In the past ten years, ethical initiatives across all levels and segments of the gold jewellery sector have flourished. The supply chain is a complex one with a proliferation of companies and individuals playing their part in bringing products to market. The result is a web of complimentary, sometimes conflicting, and often overlapping schemes, each with their own priorities, timescales, and ultimate objectives.
Conflicts, politics, shifting allegiances, vested interests and many other factors are continually re-shaping the world in which we live.
The result is a complicated matrix that is not easy to navigate. Customers seeking greater understanding, and jewellers committed to the ideals of ethical trading find themselves baffled by the plethora of initiatives.
That is why, in Britain, first the National Association of Goldsmith’s (N.A.G) and the British Jewellers’ Association (BJA), and most recently the Gem-A, have come together over the last 18 months to form a joint ethics working party to try and answer some of the more pressing questions; to put the plethora of initiatives in context and devise some straightforward and unambiguous guidance for jewellers.
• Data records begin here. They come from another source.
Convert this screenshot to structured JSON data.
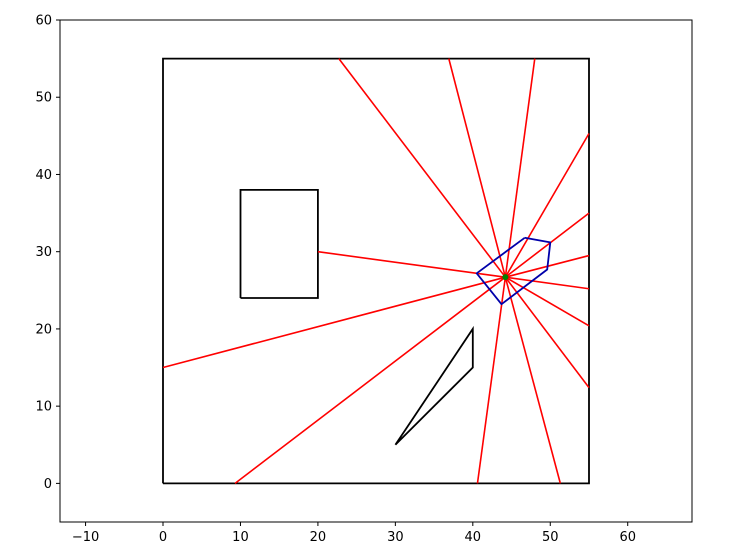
{
  "chart_data": {
    "type": "line",
    "title": "",
    "xlabel": "",
    "ylabel": "",
    "xlim": [
      -13.3,
      68.3
    ],
    "ylim": [
      -5,
      60
    ],
    "grid": false,
    "x_ticks": [
      -10,
      0,
      10,
      20,
      30,
      40,
      50,
      60
    ],
    "y_ticks": [
      0,
      10,
      20,
      30,
      40,
      50,
      60
    ],
    "colors": {
      "boundary": "#000000",
      "obstacle": "#000000",
      "ray": "#ff0000",
      "polygon": "#0000aa",
      "center": "#008000"
    },
    "boundary": [
      [
        0,
        0
      ],
      [
        55,
        0
      ],
      [
        55,
        55
      ],
      [
        0,
        55
      ],
      [
        0,
        0
      ]
    ],
    "obstacles": [
      [
        [
          10,
          24
        ],
        [
          20,
          24
        ],
        [
          20,
          38
        ],
        [
          10,
          38
        ],
        [
          10,
          24
        ]
      ],
      [
        [
          30,
          5
        ],
        [
          40,
          20
        ],
        [
          40,
          15
        ],
        [
          30,
          5
        ]
      ]
    ],
    "center": [
      44.2,
      26.7
    ],
    "ray_endpoints": [
      [
        22.7,
        55
      ],
      [
        36.9,
        55
      ],
      [
        48.0,
        55
      ],
      [
        55,
        45.3
      ],
      [
        55,
        35.0
      ],
      [
        55,
        29.5
      ],
      [
        55,
        25.2
      ],
      [
        55,
        20.4
      ],
      [
        55,
        12.4
      ],
      [
        51.3,
        0
      ],
      [
        40.6,
        0
      ],
      [
        9.3,
        0
      ],
      [
        0,
        15.0
      ],
      [
        20,
        30.0
      ]
    ],
    "polygon": [
      [
        46.7,
        31.8
      ],
      [
        50.0,
        31.2
      ],
      [
        49.6,
        27.7
      ],
      [
        43.7,
        23.2
      ],
      [
        40.5,
        27.2
      ],
      [
        46.7,
        31.8
      ]
    ]
  }
}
This report details the sectors of the UK jewellery industry involved with the trade of gold. The objective of the study was to gain detailed understanding of the movement of gold in the supply chain, including the risks from designated conflict zones which affect gold trade and subsequently the gold supply chain.
Due to the gold’s use as both a high value product and as financial currency which is both portable and can be transported in various forms, there is high risk associated with the gold trade regarding security, its potential to finance criminal activity and its relative lack of traceability. Furthermore, the extraction of gold can be extremely dangerous, invoking serious effects on the communities around mine sites, ranging from social problems to severe human rights violations. In addition, lack of environmental stewardship, through to extreme environmental catastrophes bring further risk. Civil society, lobbyists and media bring these transgressions to the attention of the public and to consumers.
In 2011-2012 the ethics working party conducted a series of industry consultations and workshops to take stock of the issues of human rights, negative community impacts and environmental threats which exist within jewellery supply chains. Associations between the jewellery industry supply chains and negative impacts on producer communities, or trade with conflict zones may ultimately pose a threat to consumer confidence. The study then examined where bottle necks to progress existed and circumstances which may prevent ‘ethical’ objectives such as traceability, transparency, chain of custody and environmental stewardship from being successful.
Consultations also considered the impact of a selection of ethical initiatives on a cross section of the industry, giving consideration to both the ‘input’ of gold via primary gold mining sources and second-hand or scrap metal, then the ‘outputs’ of gold into the streams of commodity trading (investment) and consumer product gold (specifically jewellery).